I love my dad. We're very close. he's a great father, still is. And my mom, I remember years ago, I think we were, when we were getting married and talking about a future and a family and I was like, but you know, it's so much more selfish as a musician To choose to go on the road and leave your family behind.
And my mom was like, who's to say that your dad's decision wasn't selfish?
[00:43:53] Tommy: Yeah. Mm hmm.
[00:43:56] Michaela: Respectably and as a duty because it's service and he's sacrificing. And, you know, and my mom was like,but He also loved it my dad talks about being on a submarine. It was like summer camp with hundred of his best buddies yes, they're doing serious work, but like, my mom was like, don't be fooled everything we choose to do is not solely either a sacrifice. Selfless or selfish and enjoyable. There's mix of all of it.
[00:44:28] Tommy: kind of grew up with so many perfect families on TV shows.
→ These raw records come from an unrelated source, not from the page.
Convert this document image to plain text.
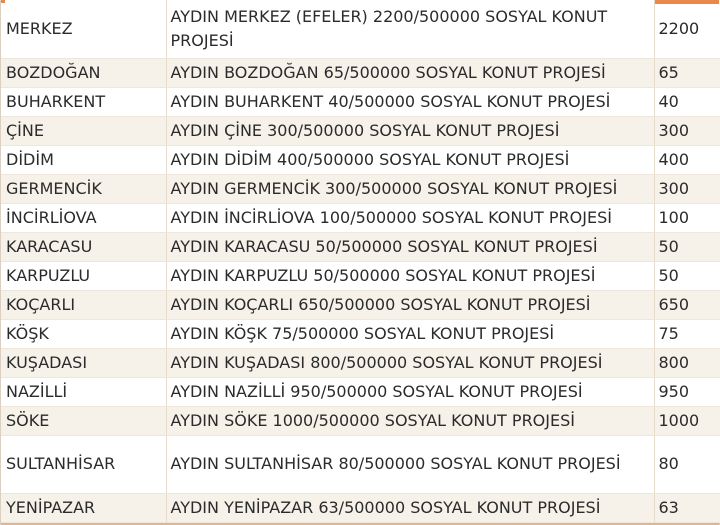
MERKEZ	AYDIN MERKEZ (EFELER) 2200/500000 SOSYAL KONUT PROJESİ	2200
BOZDOĞAN	AYDIN BOZDOĞAN 65/500000 SOSYAL KONUT PROJESİ	65
BUHARKENT	AYDIN BUHARKENT 40/500000 SOSYAL KONUT PROJESİ	40
ÇİNE	AYDIN ÇİNE 300/500000 SOSYAL KONUT PROJESİ	300
DİDİM	AYDIN DİDİM 400/500000 SOSYAL KONUT PROJESİ	400
GERMENCİK	AYDIN GERMENCİK 300/500000 SOSYAL KONUT PROJESİ	300
İNCİRLİOVA	AYDIN İNCİRLİOVA 100/500000 SOSYAL KONUT PROJESİ	100
KARACASU	AYDIN KARACASU 50/500000 SOSYAL KONUT PROJESİ	50
KARPUZLU	AYDIN KARPUZLU 50/500000 SOSYAL KONUT PROJESİ	50
KOÇARLI	AYDIN KOÇARLI 650/500000 SOSYAL KONUT PROJESİ	650
KÖŞK	AYDIN KÖŞK 75/500000 SOSYAL KONUT PROJESİ	75
KUŞADASI	AYDIN KUŞADASI 800/500000 SOSYAL KONUT PROJESİ	800
NAZİLLİ	AYDIN NAZİLLİ 950/500000 SOSYAL KONUT PROJESİ	950
SÖKE	AYDIN SÖKE 1000/500000 SOSYAL KONUT PROJESİ	1000
SULTANHİSAR	AYDIN SULTANHİSAR 80/500000 SOSYAL KONUT PROJESİ	80
YENİPAZAR	AYDIN YENİPAZAR 63/500000 SOSYAL KONUT PROJESİ	63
Mom does this, dad does this, and the kids are like that, and it's not real life at all, my father, was such a brilliant mechanic, he could have had a really high paying job with a company like Caterpillar Tractors or whatever.
He was such a specialist. in diesel engines and diesel things and all that, but he gave it all up so that we kids, band could travel and get somewhere, try to have success as a band. You know, we were little kids we sold the house bought two cars and a trailer and a tent and all that.
my parents sacrificed everything for us kids. my dad died when I was ten, and my mother really raised all of us, herself, she was amazing. it's just how that life worked out, all I say is that, if you can't be with them all the time, you stay in touch, but when you are with them Make sure that you're really present and one of the things I love about my life and the way I am when I'm with my kids is that I'm absolutely present, That's important because There's a lot of emotions and there's a lot of things going on Like every family and you got to not start drinking or, smoking dope or whatever, because it's all too much.
got to be present and open and honest, you know, it really works, all I can say is I'm doing the best I can and that's it,
[00:46:01] Michaela: that feels like a. beautiful full circle of presence in everything you do. And a really wonderful way to
[00:46:07] Michaela: wrap up this hour that we got
[00:46:08] Tommy: I can tell I've worn you out. Uh,
[00:46:12] Aaron: No, we try to be respectful of everybody's, day.
[00:46:15] Michaela: Yeah, we tell people we're, tight on our time, so we don't take advantage of everyone.
Also, I'm, I'm, actually seven months pregnant. So sitting in one place for an hour, my back starts to hurt.
[00:46:27] Tommy: you're so you have all my sincere admiration.
[00:46:31] Michaela: Well, a note on
[00:46:32] Tommy: kids. Thanks for having me.
[00:46:34] Aaron: All right. Thank you so much. All right. Bye.